IV. It is apparently conceded by relator that appellant has paid of tendered all or more than the stipulated one per centum of the gross earnings of the total business earned under the Home Telephone Company’s franchise, so that there is no ground of forfeiture there.

V. We are not entirely clear as to whether relator relies upon the alleged failure of appellant to furnish relator with the sixty telephones and fifteen desk extension telephones connected and operated with the system without expense to the city, as stipulated in the ordinance. We are under the impression, however, from statements by counsel in argument and in relator’s brief, that the situation is, that appellant is not furnishing the automatic telephones, but is furnishing relator, without expense to it, manual telephones to the specified number under the franchise. If that is the case, we do not consider the relator has a ground for forfeiture under that provision.

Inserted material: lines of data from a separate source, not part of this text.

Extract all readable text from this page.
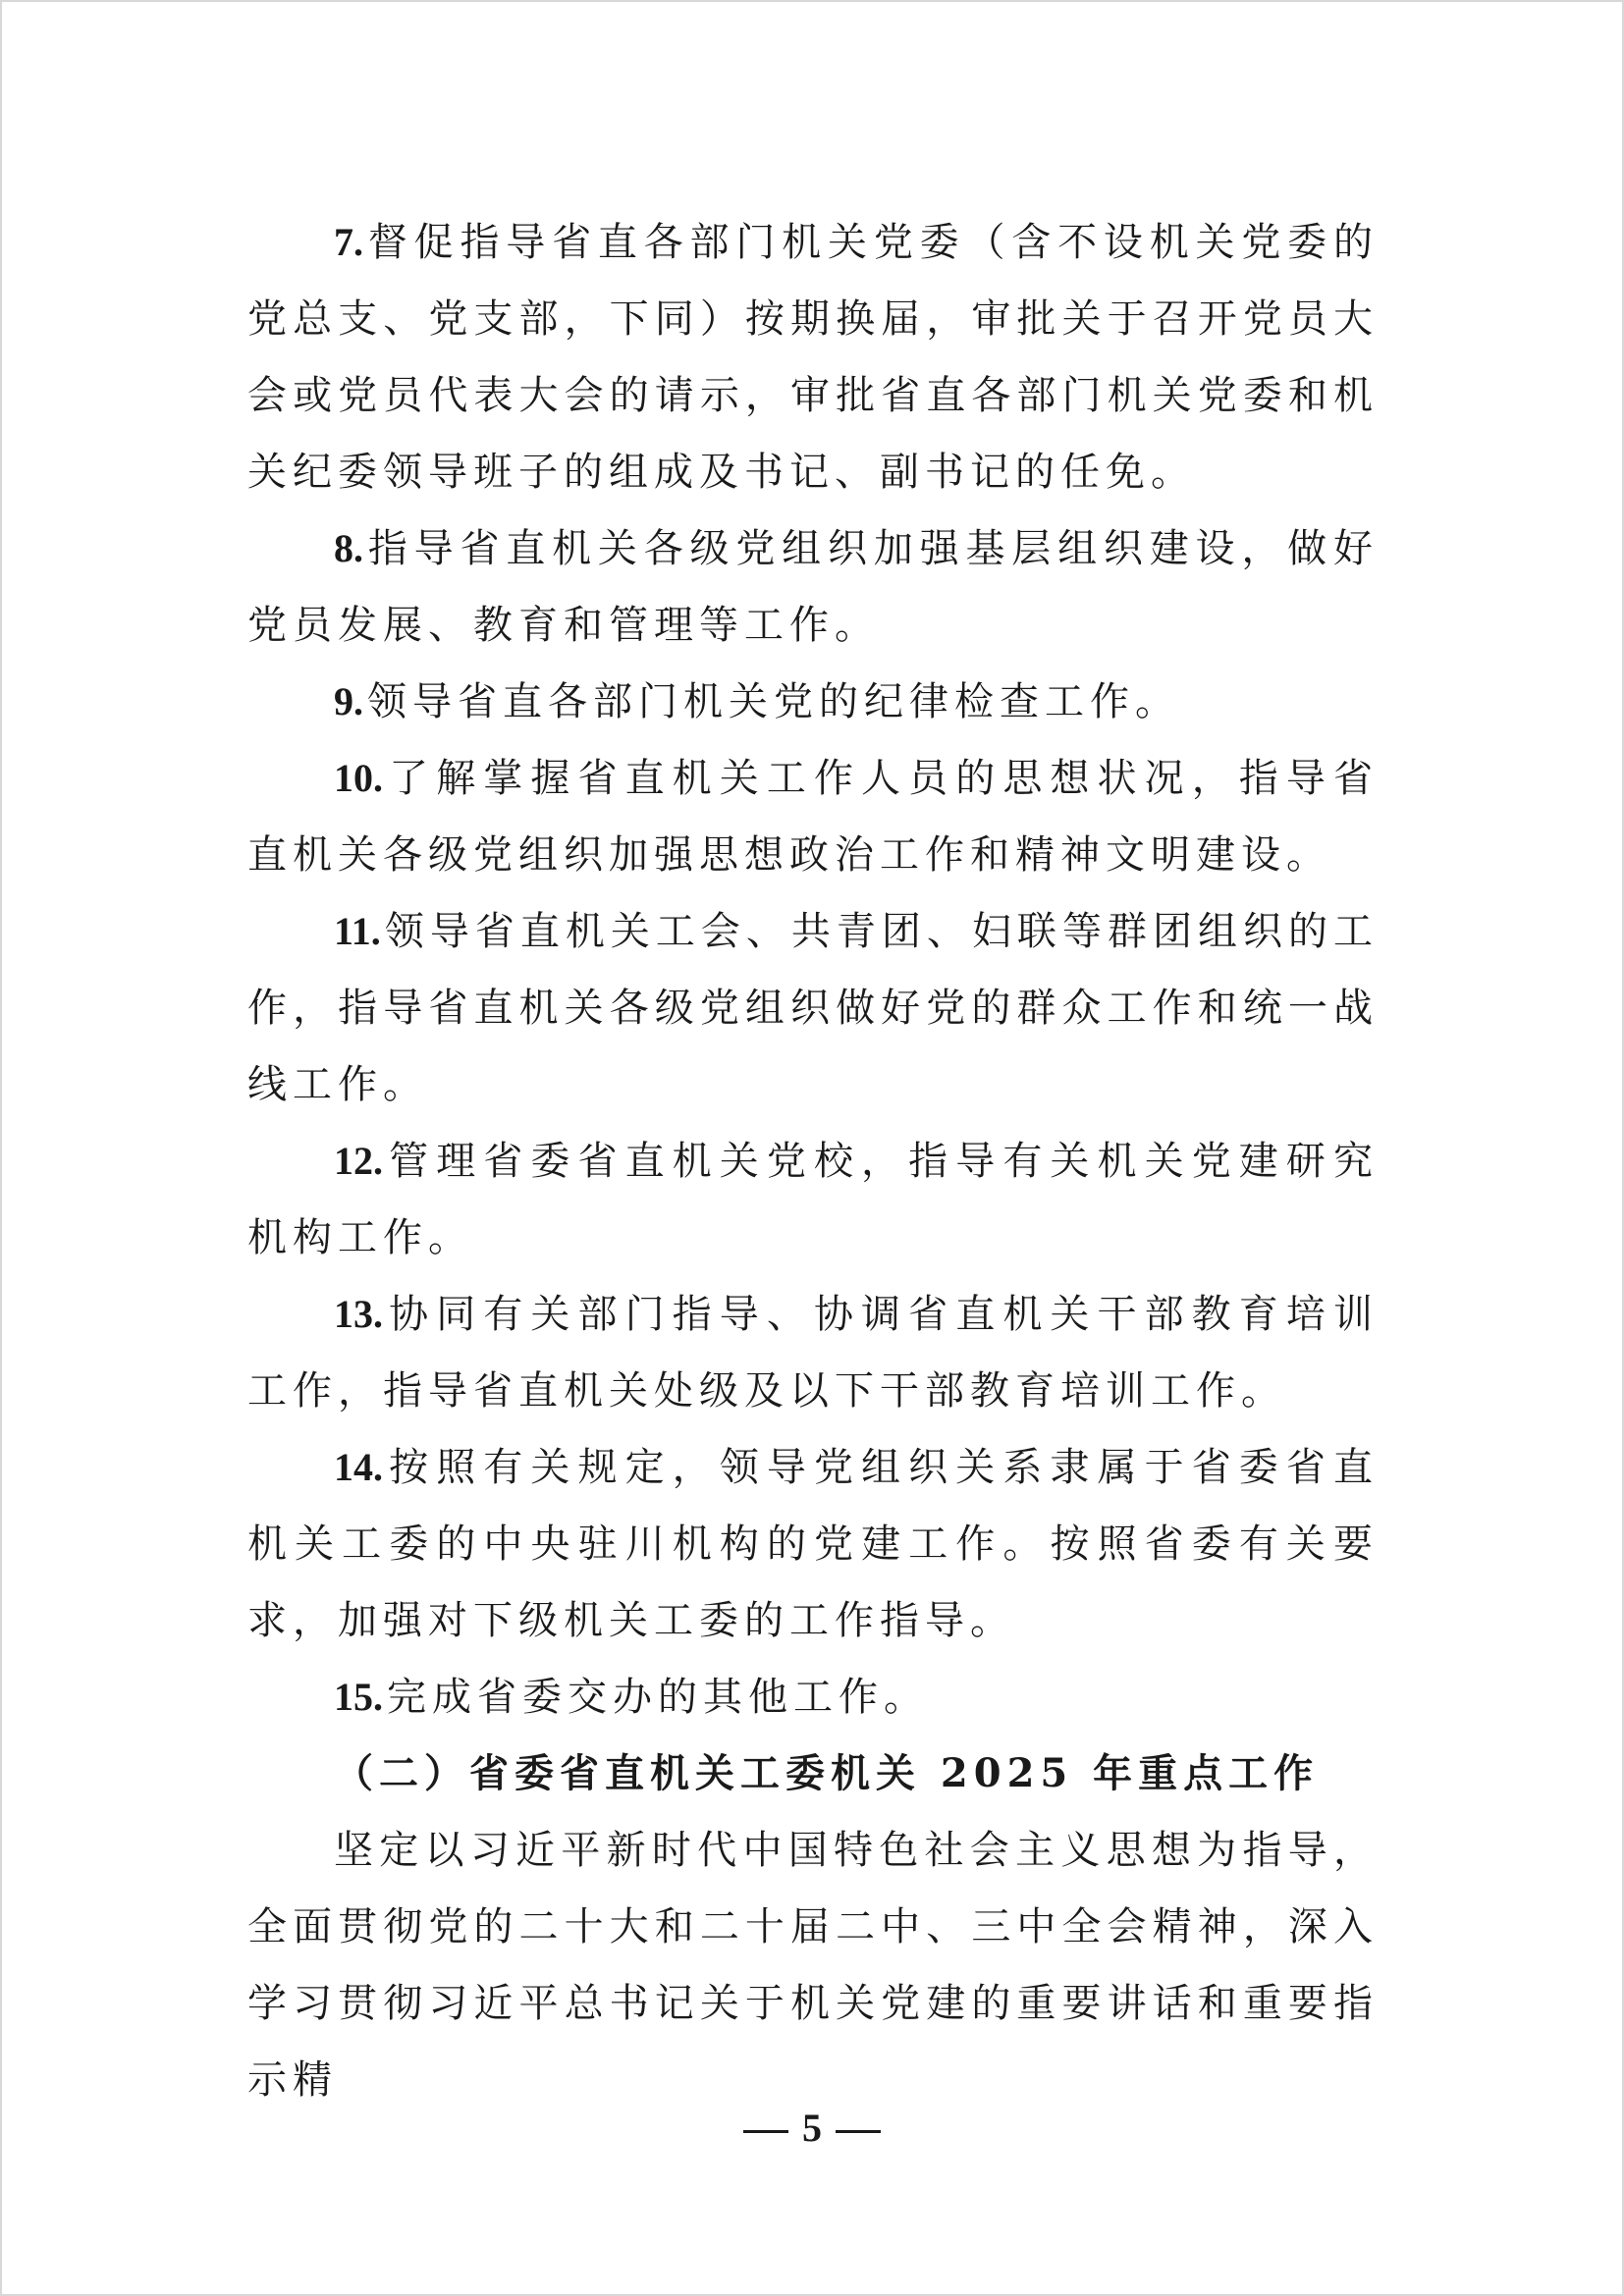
7. 督促指导省直各部门机关党委（含不设机关党委的党总支、党支部，下同）按期换届，审批关于召开党员大会或党员代表大会的请示，审批省直各部门机关党委和机关纪委领导班子的组成及书记、副书记的任免。

8. 指导省直机关各级党组织加强基层组织建设，做好党员发展、教育和管理等工作。

9. 领导省直各部门机关党的纪律检查工作。

10. 了解掌握省直机关工作人员的思想状况，指导省直机关各级党组织加强思想政治工作和精神文明建设。

11. 领导省直机关工会、共青团、妇联等群团组织的工作，指导省直机关各级党组织做好党的群众工作和统一战线工作。

12. 管理省委省直机关党校，指导有关机关党建研究机构工作。

13. 协同有关部门指导、协调省直机关干部教育培训工作，指导省直机关处级及以下干部教育培训工作。

14. 按照有关规定，领导党组织关系隶属于省委省直机关工委的中央驻川机构的党建工作。按照省委有关要求，加强对下级机关工委的工作指导。

15. 完成省委交办的其他工作。

（二）省委省直机关工委机关 2025 年重点工作

坚定以习近平新时代中国特色社会主义思想为指导，全面贯彻党的二十大和二十届二中、三中全会精神，深入学习贯彻习近平总书记关于机关党建的重要讲话和重要指示精

5
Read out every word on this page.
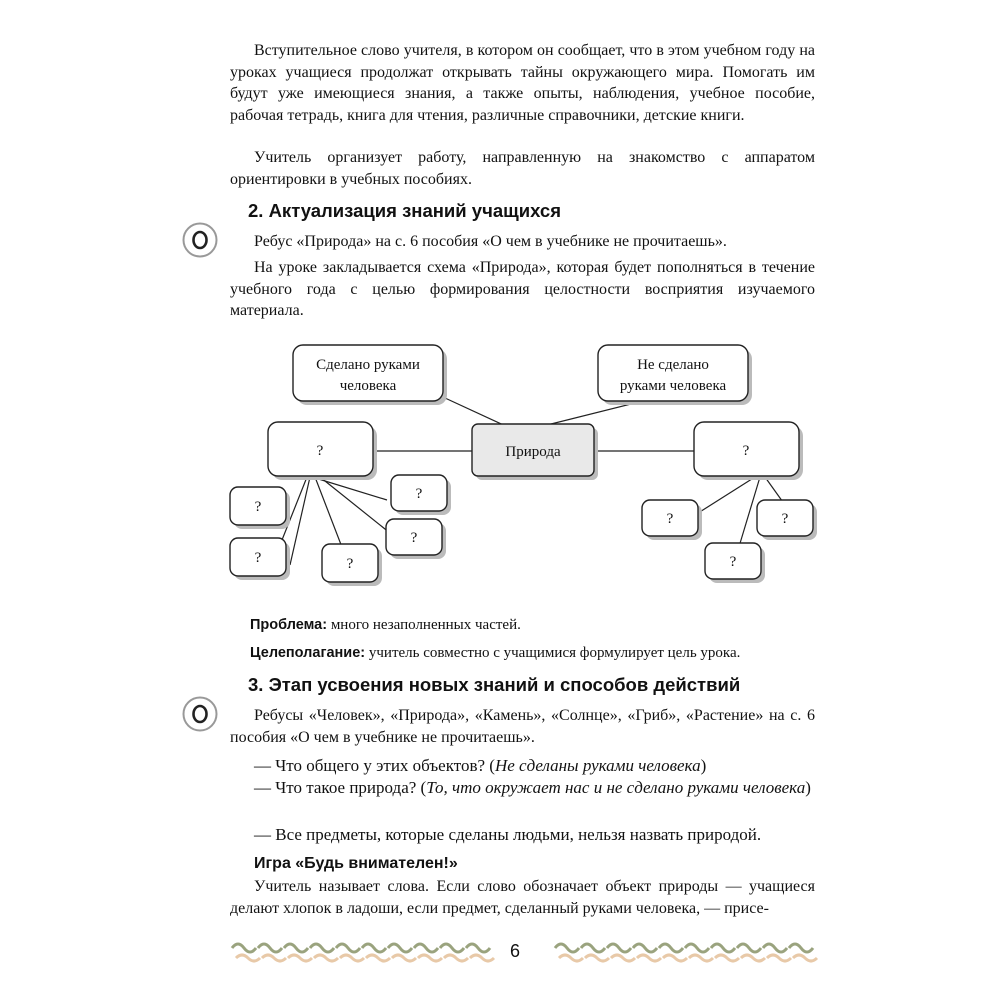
Вступительное слово учителя, в котором он сообщает, что в этом учебном году на уроках учащиеся продолжат открывать тайны окружающего мира. Помогать им будут уже имеющиеся знания, а также опыты, наблюдения, учебное пособие, рабочая тетрадь, книга для чтения, различные справочники, детские книги.

Учитель организует работу, направленную на знакомство с аппаратом ориентировки в учебных пособиях.

2. Актуализация знаний учащихся

Ребус «Природа» на с. 6 пособия «О чем в учебнике не прочитаешь».

На уроке закладывается схема «Природа», которая будет пополняться в течение учебного года с целью формирования целостности восприятия изучаемого материала.

Сделано руками
человека
Не сделано
руками человека
Природа
?	?
?
?
?
?
?
?	?
?

Проблема: много незаполненных частей.

Целеполагание: учитель совместно с учащимися формулирует цель урока.

3. Этап усвоения новых знаний и способов действий

Ребусы «Человек», «Природа», «Камень», «Солнце», «Гриб», «Растение» на с. 6 пособия «О чем в учебнике не прочитаешь».

— Что общего у этих объектов? (Не сделаны руками человека)

— Что такое природа? (То, что окружает нас и не сделано руками человека)

— Все предметы, которые сделаны людьми, нельзя назвать природой.

Игра «Будь внимателен!»

Учитель называет слова. Если слово обозначает объект природы — учащиеся делают хлопок в ладоши, если предмет, сделанный руками человека, — присе-

6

In fact, we should consider a failure in that respect a trivial failure, and believe that relator is also indifferent to that reason for asserting a forfeiture, if no other more valid and substantial reason exists.

We conclude, therefore, that appellant has a valid title by purchase at judicial sale of the franchise and property of the Home Telephone Company of Puget Sound, and holds same subject to all the conditions stipulated as conditions in the grant of the franchise by the relator,- and implied under the constitution and general laws of the state, and has not given cause of forfeiture thereof.

The judgment is therefore reversed and the cause dismissed.

Mokris, C. J., Mount, Chadwick, and Pakkeb, JJ., concur.